Bespoke front grille design

Mini Electric front grille design

The finished design is still to be revealed, but official sketches show that the Mini Electric will have a closed front grille with a yellow bar running across it.

According to Mini’s head of design, Oliver Heilmer, the yellow bar will become an electric Mini signature, while the closed design simply reflects the fact that electric powertrains need air in different places to petrol and diesel engines.

Distinctive alloy wheels

Mini Electric wheel design

The look of the wheels has also been revealed in sketches, with Heilmer saying: “You recognise them as something that is really different [from the wheels on other Minis] since the design is not symmetric.”

He also pointed out that the wheels are almost closed, which is much better for aerodynamics.

Looks toned down from concept

Mini Electric concept side

Mini showed a concept version of the new Mini Electric at the 2017 Frankfurt motor show. However, the production model won’t get the concept’s dramatic bodykit. Mini brand boss Sebastian Mackensen says this is because “Mini doesn’t need to make a big statement saying we want to be cool and electric any more”.

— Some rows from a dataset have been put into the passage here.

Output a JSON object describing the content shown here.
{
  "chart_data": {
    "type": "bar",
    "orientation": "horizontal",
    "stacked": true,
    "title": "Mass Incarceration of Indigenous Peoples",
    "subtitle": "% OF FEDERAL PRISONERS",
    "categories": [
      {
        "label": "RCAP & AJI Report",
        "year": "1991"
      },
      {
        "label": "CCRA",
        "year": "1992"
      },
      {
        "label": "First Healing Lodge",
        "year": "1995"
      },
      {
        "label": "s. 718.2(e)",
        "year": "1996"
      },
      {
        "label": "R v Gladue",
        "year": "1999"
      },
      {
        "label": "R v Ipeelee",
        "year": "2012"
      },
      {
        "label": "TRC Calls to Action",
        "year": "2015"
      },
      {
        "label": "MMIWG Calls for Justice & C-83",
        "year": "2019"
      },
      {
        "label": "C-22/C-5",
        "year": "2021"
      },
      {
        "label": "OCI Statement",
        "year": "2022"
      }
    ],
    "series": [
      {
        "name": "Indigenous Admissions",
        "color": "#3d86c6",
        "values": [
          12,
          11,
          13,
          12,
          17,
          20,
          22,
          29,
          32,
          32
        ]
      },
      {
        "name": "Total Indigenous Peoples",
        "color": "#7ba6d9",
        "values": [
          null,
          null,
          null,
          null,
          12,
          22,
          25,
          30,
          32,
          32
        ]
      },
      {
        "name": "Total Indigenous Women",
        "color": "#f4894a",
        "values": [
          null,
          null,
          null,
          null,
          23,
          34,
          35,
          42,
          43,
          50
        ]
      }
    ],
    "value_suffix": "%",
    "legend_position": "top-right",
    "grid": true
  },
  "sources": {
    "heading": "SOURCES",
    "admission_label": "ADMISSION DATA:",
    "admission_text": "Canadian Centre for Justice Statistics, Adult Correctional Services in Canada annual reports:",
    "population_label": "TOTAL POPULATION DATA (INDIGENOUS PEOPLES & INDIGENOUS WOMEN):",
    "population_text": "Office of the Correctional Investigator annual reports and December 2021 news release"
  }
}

Improved handling promised

Mini Electric prototype winter testing

Prototype versions of the car have been spotted undergoing cold weather testing, something that’s important for any electric model given that batteries are less efficient at low temperatures.

Mini is promising that when it’s finished, the Electric will be even more enjoyable to drive than petrol and diesel Minis, thanks to the batteries lowering the centre of gravity.

Interior design very Mini

Mini Electric prototype interior

The prototypes caught testing had standard Mini interiors and, aside from bespoke instruments and on-screen graphics showing how the car is performing, it’s likely to be the same story with production models.

Range between charges

Mini Electric prototype charging

Although the range of the Mini Electric is still to be confirmed, it’s likely to be similar to the 186 miles that the fully electric i3, sold by Mini’s owner BMW, manages in official tests. After all, the Mini Electric's powertrain is based on the i3's.

Other bodystyles to follow?

Mini Countryman Cooper S E All4 front

Initially, the Mini Electric will be offered only as a three-door hatchback. However, if it proves popular, electric versions of other Minis could well follow.

Mini already sells a plug-in hybrid version of its Countryman SUV, which combines a 1.5-litre petrol engine with an electric motor for official CO2 emissions of 49g/km and an electric-only range of up to 26 miles.

Likely price

Mini Electric prototype front

The plug-in hybrid Countryman costs from £31,905, which is £8520 more than the regular petrol Cooper model. If Mini follows the same approach with the electric three-door hatchback, it would mean a starting price of about £26,000, although the car would be eligible for the Government’s £4500 electric vehicle grant.

To put that price into perspective, the rival Renault Zoe costs from £22,920 before the grant is applied, while our reigning Electric Car of the Year, the Nissan Leaf, is available from £27,290.